If you like gold, you will like this show. I promise. It’s super interesting. You can get tickets here. Hopefully, see you there.
So, continuing the recent theme of portfolio allocation, today we talk cockroaches …
I narrated a documentary once about cockroaches. Never mind the repulsion we may feel towards them, they really are the most amazing creatures. In fact, that repulsion may work in their favour because nobody wants anything to do with them, thereby bettering their chances of survival.
Cockroaches have been around since before the dinosaurs. According to Wikipedia, they are some 320 million years old, having originated during the Carboniferous period. They are hardy as hell. They can survive and thrive in tropical heat or in freezing, sub-Arctic temperatures below minus one hundred degrees (Fahrenheit or Celsius). They can survive the dryness of the desert where there is no access to water, but they can also survive in and under water. Many cockroaches even survived the nuclear bombs dropped on Hiroshima in 1945 - they are known to be resistant to radiation. You can even cut off a cockroach’s head and it will live on, at least for a bit.

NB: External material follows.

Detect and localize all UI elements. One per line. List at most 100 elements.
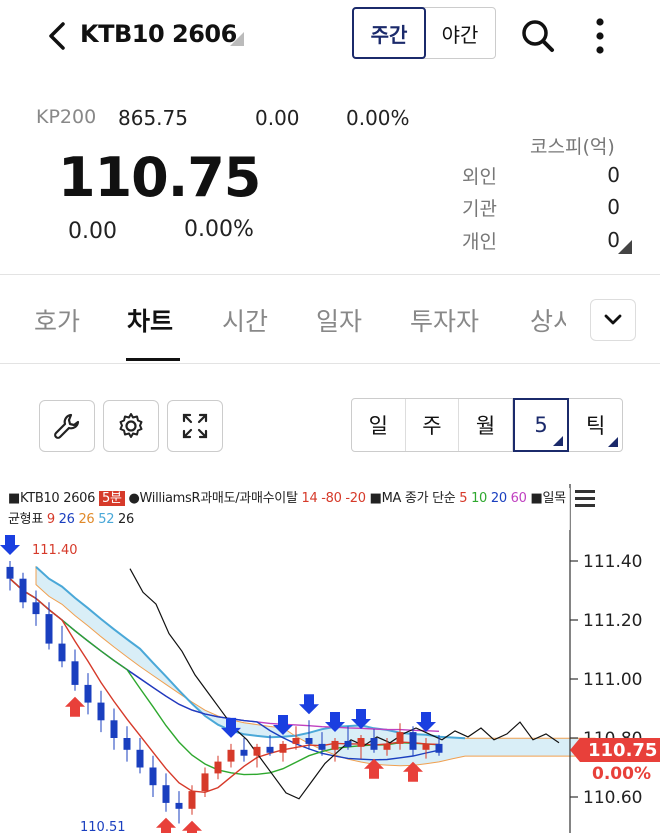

How nice to have a portfolio that is as hardy. We should all have something of the cockroach to our portfolios.
In the wake of the Global Financial Crisis back in 2009 I remember seeing a presentation by Marc Faber in which he described a portfolio for all economic weathers. It broke down as follows:
* 25% gold and cash.
* 25% equities.
* 25% bonds.
* 25% real estate.
Dylan Grice, who at the time was an analyst with SocGen, advocated something similar. He called it the Cockroach Portfolio, after that most hardy of creatures.
But the idea of a permanent, cockroach portfolio for all weathers was probably first popularised by an American investment advisor, Harry Browne, who died in 2006. Browne was also an author and politician. His books, mostly centred around investment, sold more than 2 million copies, and in 1996 and 2000 he was the Libertarian Party’s presidential nominee.

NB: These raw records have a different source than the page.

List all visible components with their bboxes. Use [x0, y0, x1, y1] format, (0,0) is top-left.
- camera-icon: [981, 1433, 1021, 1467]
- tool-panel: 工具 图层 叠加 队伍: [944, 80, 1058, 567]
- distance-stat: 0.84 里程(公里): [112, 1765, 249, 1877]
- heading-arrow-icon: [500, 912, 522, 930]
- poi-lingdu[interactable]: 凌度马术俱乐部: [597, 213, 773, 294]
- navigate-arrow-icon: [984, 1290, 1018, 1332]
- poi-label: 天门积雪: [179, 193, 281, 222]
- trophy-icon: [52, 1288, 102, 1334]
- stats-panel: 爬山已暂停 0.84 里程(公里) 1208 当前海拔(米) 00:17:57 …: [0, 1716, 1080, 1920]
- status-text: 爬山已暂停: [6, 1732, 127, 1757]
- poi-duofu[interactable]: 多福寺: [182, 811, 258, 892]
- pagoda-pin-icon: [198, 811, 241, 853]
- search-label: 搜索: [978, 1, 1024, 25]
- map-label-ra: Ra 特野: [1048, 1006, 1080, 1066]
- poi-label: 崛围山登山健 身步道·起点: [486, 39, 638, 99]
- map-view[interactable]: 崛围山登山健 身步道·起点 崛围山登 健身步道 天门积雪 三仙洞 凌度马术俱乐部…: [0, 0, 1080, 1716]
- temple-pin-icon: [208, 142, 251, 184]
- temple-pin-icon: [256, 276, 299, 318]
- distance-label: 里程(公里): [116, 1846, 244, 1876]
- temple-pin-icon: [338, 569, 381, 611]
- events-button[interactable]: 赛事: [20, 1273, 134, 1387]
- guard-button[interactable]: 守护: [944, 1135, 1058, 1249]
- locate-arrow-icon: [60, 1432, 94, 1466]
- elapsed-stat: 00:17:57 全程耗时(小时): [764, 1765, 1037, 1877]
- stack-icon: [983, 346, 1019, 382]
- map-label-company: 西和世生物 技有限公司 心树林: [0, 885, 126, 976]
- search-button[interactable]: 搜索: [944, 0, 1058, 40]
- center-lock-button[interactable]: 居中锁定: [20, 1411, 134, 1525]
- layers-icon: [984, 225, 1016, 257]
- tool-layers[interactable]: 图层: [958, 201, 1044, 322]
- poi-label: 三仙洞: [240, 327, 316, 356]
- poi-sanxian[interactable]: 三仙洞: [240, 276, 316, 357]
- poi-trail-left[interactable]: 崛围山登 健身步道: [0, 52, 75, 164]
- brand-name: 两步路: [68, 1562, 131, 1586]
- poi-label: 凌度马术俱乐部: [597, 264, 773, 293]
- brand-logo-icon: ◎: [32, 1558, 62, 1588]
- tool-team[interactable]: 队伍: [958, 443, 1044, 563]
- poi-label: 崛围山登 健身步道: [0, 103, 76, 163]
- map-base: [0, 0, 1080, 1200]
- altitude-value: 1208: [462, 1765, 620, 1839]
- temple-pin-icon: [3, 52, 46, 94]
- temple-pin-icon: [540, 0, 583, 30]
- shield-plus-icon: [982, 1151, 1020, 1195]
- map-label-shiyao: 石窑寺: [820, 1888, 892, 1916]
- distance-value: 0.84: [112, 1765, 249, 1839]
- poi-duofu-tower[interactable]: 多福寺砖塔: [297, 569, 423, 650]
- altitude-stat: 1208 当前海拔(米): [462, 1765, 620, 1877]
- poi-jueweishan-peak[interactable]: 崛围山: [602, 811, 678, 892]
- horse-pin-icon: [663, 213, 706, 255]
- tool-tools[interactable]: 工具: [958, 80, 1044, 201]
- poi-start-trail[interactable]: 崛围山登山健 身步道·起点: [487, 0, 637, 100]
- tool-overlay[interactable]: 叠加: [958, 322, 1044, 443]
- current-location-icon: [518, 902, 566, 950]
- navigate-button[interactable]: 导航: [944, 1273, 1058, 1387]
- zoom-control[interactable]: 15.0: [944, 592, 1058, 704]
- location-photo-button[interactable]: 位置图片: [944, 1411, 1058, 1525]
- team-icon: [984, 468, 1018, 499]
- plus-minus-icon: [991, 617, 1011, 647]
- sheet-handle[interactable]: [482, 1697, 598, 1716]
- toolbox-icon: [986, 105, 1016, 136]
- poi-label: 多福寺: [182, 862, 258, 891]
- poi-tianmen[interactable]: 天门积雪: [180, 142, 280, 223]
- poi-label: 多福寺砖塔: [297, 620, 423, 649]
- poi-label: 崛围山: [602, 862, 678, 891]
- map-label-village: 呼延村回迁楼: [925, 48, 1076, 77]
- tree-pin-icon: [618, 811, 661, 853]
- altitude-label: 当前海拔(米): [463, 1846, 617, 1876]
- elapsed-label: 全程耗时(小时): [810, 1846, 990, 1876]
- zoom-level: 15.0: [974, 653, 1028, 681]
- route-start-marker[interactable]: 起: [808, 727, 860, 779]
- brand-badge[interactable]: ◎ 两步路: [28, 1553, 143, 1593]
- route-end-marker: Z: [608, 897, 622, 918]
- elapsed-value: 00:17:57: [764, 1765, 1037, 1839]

But, as an investment advisor, in 1982 he developed what is known as “the permanent portfolio” investment strategy, which he then wrote about in his 1999 personal finance book, Fail-Safe Investing: Lifelong Financial Security in 30 Minutes. This portfolio would assure "you are financially safe, no matter what the future brings."
Browne’s idea was that there are four macroeconomic environments - four seasons if you like: inflation, deflation, growth and recession. One of those macroeconomic environments would always apply.
So his portfolio was allocated in such a way that some of it would perform well in each of those seasons.
* 25% in US stocks. That would do well in times of growth.
* 25% in long-term U.S. Treasury bonds. These would also do well during times of growth - and in deflation too.